Властелин Окси-мира - Бахтамов Рафаил - Страница 38
- Предыдущая
- 38/48
- Следующая
Вернёмся, однако, к кислороду. Жидкий кислород, как ясно хотя бы из названия, – жидкость. Удельный вес её 1, 12, то есть немногим больше, чем у воды. Но в литре этой жидкости сконцентрировано колоссальное количество обычного кислорода – около 800 литров. И если бы она мгновенно превратилась в газ, произошёл бы взрыв большой силы. Ведь это не шутка – увеличение объёма в 800 раз!
А такая угроза существует постоянно. Температура кипения жидкого кислорода минус 183 градуса. Иначе говоря, в нормальных условиях он чувствует себя как вода на раскалённой сковородке. Непрерывно испаряясь, жидкость переходит в газ. И если сосуд с жидким кислородом закрыть, взрыв произойдёт мгновенно.
Вообще я обнаружил, что в книгах о жидком кислороде слово «взрыв» встречается слишком часто. Не скажу, чтобы меня это очень вдохновило.
Правда, Клод пишет об этом спокойно и весело. Однажды в поезде сосуд с жидким кислородом опрокинулся. Последовал взрыв. Он попробовал объяснить соседям по купе, что ничего особенного не случилось. К сожалению, именно в этот момент поезд остановился. И пассажиры скрылись, так и не услышав самых убедительных доводов…

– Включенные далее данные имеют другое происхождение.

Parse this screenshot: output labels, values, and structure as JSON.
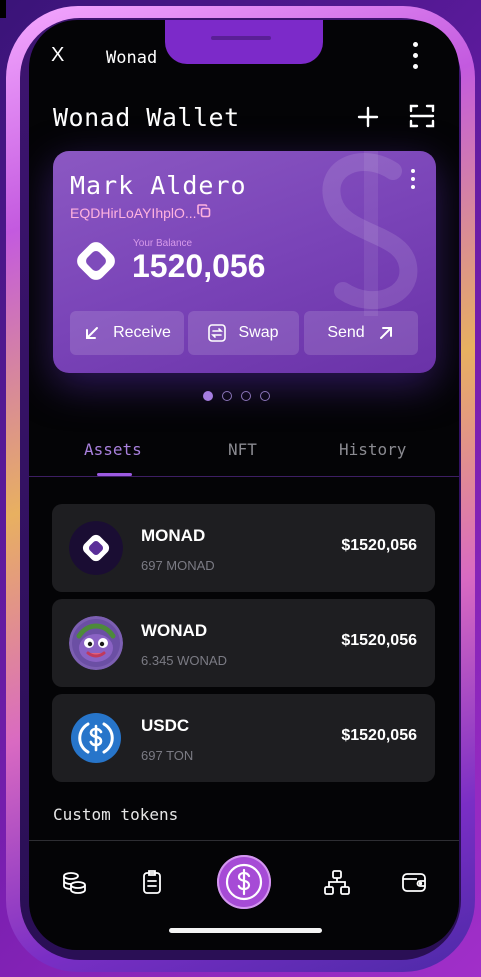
{
  "topbar": {
    "close": "X",
    "title": "Wonad"
  },
  "header": {
    "title": "Wonad Wallet"
  },
  "card": {
    "name": "Mark Aldero",
    "address": "EQDHirLoAYIhplO...",
    "balance_label": "Your Balance",
    "balance": "1520,056",
    "buttons": [
      {
        "label": "Receive",
        "icon": "arrow-down-left-icon"
      },
      {
        "label": "Swap",
        "icon": "swap-icon"
      },
      {
        "label": "Send",
        "icon": "arrow-up-right-icon"
      }
    ]
  },
  "pager": {
    "count": 4,
    "active": 0
  },
  "tabs": [
    {
      "label": "Assets",
      "active": true
    },
    {
      "label": "NFT",
      "active": false
    },
    {
      "label": "History",
      "active": false
    }
  ],
  "assets": [
    {
      "name": "MONAD",
      "amount": "697 MONAD",
      "value": "$1520,056"
    },
    {
      "name": "WONAD",
      "amount": "6.345  WONAD",
      "value": "$1520,056"
    },
    {
      "name": "USDC",
      "amount": "697 TON",
      "value": "$1520,056"
    }
  ],
  "custom_tokens": {
    "title": "Custom tokens"
  },
  "bottom_nav": [
    "coins-icon",
    "clipboard-icon",
    "dollar-icon",
    "network-icon",
    "wallet-icon"
  ],
  "colors": {
    "accent": "#9c5ae0",
    "card": "#7a44b8",
    "address": "#ffb2df"
  }
}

А чего стоят советы, которые Клод даёт всем будущим лекторам!
1. Держать своих слушателей на почтительном расстоянии от сосуда с жидким кислородом.
2. Заранее (во избежание претензий!) предупредить их о возможных сюрпризах – шумных, но безопасных.
3. Иметь в зале нескольких знакомых, которые в решающий момент сумеют убедить слушателей сохранять спокойствие.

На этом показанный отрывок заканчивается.